Zentral ist, dass Tierversuche der Wissenschaft in der Schweiz als mögliche Methode grundsätzlich erhalten bleiben. Bei jedem einzelnen Tierversuchsgesuch müssen dann die Fragen der Eignung und der Erforderlichkeit sorgfältig abgeklärt sowie Belastungen von Tieren durch überwiegende Interessen gerechtfertigt werden. Die Frage, ob eine Belastung gerechtfertigt werden kann, muss im Rahmen einer Güterabwägung für jedes einzelne Gesuch beantwortet werden. Eine Bewilligung für einen Tierversuch wird durch die zuständige Behörde erst erteilt, wenn alle gesetzlichen Anforderungen erfüllt sind.
Sehr sachliches Statement, Dank dafür an Prof. Günther.
Nun ja, also ... Die Entwicklung der Corona-Impfstoffe dauerte ja auch mit Tierversuchen viel zu lange! Aber das heißt est recht, dass man der Pharmaforschung nicht noch weitere Knüppel zwischen die Beine werfen darf.

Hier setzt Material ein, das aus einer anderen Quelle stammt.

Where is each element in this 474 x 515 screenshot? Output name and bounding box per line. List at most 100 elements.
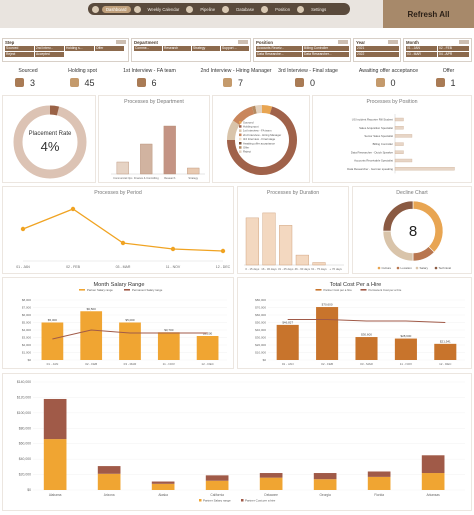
nav-position[interactable]: Position bbox=[275, 6, 291, 12]
handshake-icon bbox=[435, 78, 445, 87]
filter-chip[interactable]: 02 - FEB bbox=[438, 46, 469, 51]
search-people-icon bbox=[15, 78, 24, 87]
kpi-value: 0 bbox=[390, 78, 396, 88]
filter-chip[interactable]: 2021 bbox=[356, 46, 399, 51]
filter-chip[interactable]: Offer bbox=[95, 46, 124, 51]
filter-year: Year 2021 2022 bbox=[353, 38, 401, 62]
stacked-bar bbox=[205, 480, 229, 490]
bar bbox=[41, 322, 64, 360]
period-panel: Processes by Period 01 - JAN 02 - FEB 03 -… bbox=[2, 186, 234, 274]
filter-chip[interactable]: Comme... bbox=[134, 46, 162, 51]
filter-chip[interactable]: Support ... bbox=[221, 46, 249, 51]
gauge-fill bbox=[49, 105, 60, 116]
filter-chip[interactable]: Research bbox=[163, 46, 191, 51]
x-tick: 02 - FEB bbox=[85, 362, 97, 366]
filter-clear-icon[interactable] bbox=[388, 40, 398, 44]
x-tick: California bbox=[210, 493, 224, 497]
position-bar bbox=[394, 142, 404, 146]
position-chart-title: Processes by Position bbox=[366, 99, 418, 105]
legend-label: Salary bbox=[420, 266, 429, 270]
y-tick: $0 bbox=[263, 358, 267, 362]
filter-title: Position bbox=[256, 40, 273, 45]
filter-chip[interactable]: Holding s... bbox=[65, 46, 94, 51]
nav-dashboard[interactable]: Dashboard bbox=[102, 5, 131, 13]
gear-icon bbox=[297, 5, 305, 13]
filter-position: Position Accounts Receiv... Billing Contro… bbox=[253, 38, 351, 62]
bar bbox=[80, 311, 103, 360]
position-bar bbox=[394, 134, 413, 138]
legend-label: Partner Cost per a hire bbox=[324, 288, 353, 292]
duration-tick: 16 - 30 days bbox=[261, 267, 277, 271]
filter-clear-icon[interactable] bbox=[238, 40, 248, 44]
period-point bbox=[170, 246, 176, 252]
filter-month: Month 01 - JAN 02 - FEB 03 - MAR 04 - APR bbox=[403, 38, 472, 62]
pipeline-icon bbox=[186, 5, 194, 13]
x-tick: 12 - DEC bbox=[201, 362, 214, 366]
kpi-label: 1st Interview - FA team bbox=[123, 68, 176, 74]
period-tick: 11 - NOV bbox=[166, 265, 181, 269]
step-donut-panel: Sourced Holding spot 1st Interview - FA te… bbox=[212, 95, 310, 183]
database-icon bbox=[222, 5, 230, 13]
position-bar bbox=[394, 158, 413, 163]
y-tick: $4,000 bbox=[22, 328, 32, 332]
legend-label: Offer bbox=[243, 146, 249, 150]
duration-bar bbox=[295, 254, 309, 266]
step-slice bbox=[232, 106, 255, 125]
filter-chip[interactable]: 04 - APR bbox=[438, 52, 469, 57]
x-tick: 12 - DEC bbox=[439, 362, 452, 366]
filter-chip[interactable]: Sourced bbox=[5, 46, 34, 51]
filter-chip[interactable]: Accepted bbox=[35, 52, 64, 57]
y-tick: $0 bbox=[28, 358, 32, 362]
data-label: $28,600 bbox=[400, 334, 411, 338]
dept-bar bbox=[187, 167, 200, 175]
dept-bar bbox=[140, 143, 153, 175]
dept-tick: Research bbox=[164, 176, 176, 180]
department-panel: Processes by Department Commercial Ops Fi… bbox=[98, 95, 210, 183]
x-tick: 11 - NOV bbox=[400, 362, 412, 366]
refresh-all-button[interactable]: Refresh All bbox=[383, 0, 474, 28]
duration-chart: 0 - 15 days 16 - 30 days 31 - 45 days 46 - … bbox=[244, 212, 344, 271]
filter-chip[interactable]: Accounts Receiv... bbox=[256, 46, 302, 51]
filter-chip[interactable]: 2022 bbox=[356, 52, 399, 57]
filter-clear-icon[interactable] bbox=[116, 40, 126, 44]
x-tick: 01 - JAN bbox=[282, 362, 294, 366]
filter-clear-icon[interactable] bbox=[459, 40, 469, 44]
dept-tick: Commercial Ops bbox=[113, 176, 133, 180]
duration-tick: 31 - 45 days bbox=[278, 267, 294, 271]
filter-chip[interactable]: Strategy bbox=[192, 46, 220, 51]
filter-clear-icon[interactable] bbox=[338, 40, 348, 44]
y-tick: $30,000 bbox=[255, 336, 266, 340]
legend-label: 2nd Interview - Hiring Manager bbox=[243, 133, 281, 137]
filter-title: Step bbox=[5, 40, 15, 45]
x-tick: Alaska bbox=[158, 493, 168, 497]
filter-chip[interactable]: 01 - JAN bbox=[406, 46, 437, 51]
filter-chip[interactable]: Data Researche... bbox=[256, 52, 302, 57]
placement-rate-gauge: Placement Rate 4% bbox=[13, 105, 87, 179]
y-tick: $20,000 bbox=[255, 343, 266, 347]
filter-chip[interactable]: Reject bbox=[5, 52, 34, 57]
filter-chip[interactable]: 2nd Interv... bbox=[35, 46, 64, 51]
x-tick: 03 - MAR bbox=[124, 362, 138, 366]
stacked-bar bbox=[151, 483, 175, 490]
calendar-icon bbox=[133, 5, 141, 13]
filter-chip[interactable]: Data Researcher... bbox=[303, 52, 349, 57]
duration-panel: Processes by Duration 0 - 15 days 16 - 30… bbox=[237, 186, 349, 274]
stacked-bar bbox=[43, 398, 67, 440]
filter-chip[interactable]: Billing Controller bbox=[303, 46, 349, 51]
legend-label: 3rd Interview - Final stage bbox=[243, 137, 276, 141]
y-tick: $6,000 bbox=[22, 313, 32, 317]
nav-database[interactable]: Database bbox=[236, 6, 255, 12]
x-tick: 02 - FEB bbox=[321, 362, 333, 366]
duration-tick: 61 - 75 days bbox=[311, 267, 327, 271]
nav-pipeline[interactable]: Pipeline bbox=[200, 6, 216, 12]
filter-chip[interactable]: 03 - MAR bbox=[406, 52, 437, 57]
nav-settings[interactable]: Settings bbox=[311, 6, 327, 12]
data-label: $5,000 bbox=[125, 318, 135, 322]
legend-label: Awaiting offer acceptance bbox=[243, 141, 275, 145]
x-tick: 01 - JAN bbox=[47, 362, 59, 366]
nav-weekly-calendar[interactable]: Weekly Calendar bbox=[147, 6, 180, 12]
legend-label: Permanent Cost per a hire bbox=[369, 288, 402, 292]
duration-tick: 46 - 60 days bbox=[295, 267, 311, 271]
kpi-label: Offer bbox=[442, 68, 455, 74]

Aber weshalb nicht eine eingeschränkte Zulassung der Tierversuche: Ja, wenn es um gesundheitsrelevante Entwicklungen geht (wie eben Impfstoffe); ein klares Nein für rein kosmetische Produkte?
Auch wenn kein explizites Verbot besteht, sind Tierversuche für Kosmetika de facto in der Schweiz nicht erlaubt. Sie erfüllen die gesetzlichen Vorgaben für eine Bewilligung nach Tierschutzverordnung Art. 137 nicht. Weitere Erläuterungen dazu finden Sie unter https://naturwissenschaften.ch/animal-experimentation-explained/introduction/necessitycall_made
Es gibt wirklich grosse Dogmen in Wissenschaft und Medizin. Es ist ein Irrtum zu glauben, dass wir Viren, Bakterien usw. "beherrschen" oder ausrotten könnten. Sie sind Teil der Natur, so wie wir es auch sind. Die Pharmaindustrie hat übrigens mit Abstand das grösste Wachstum aller Branchen zu verzeichnen. Es ist Zeit, dass sie auch bei der Herstellung und Entwicklung ihre Verantwortung übernimmt.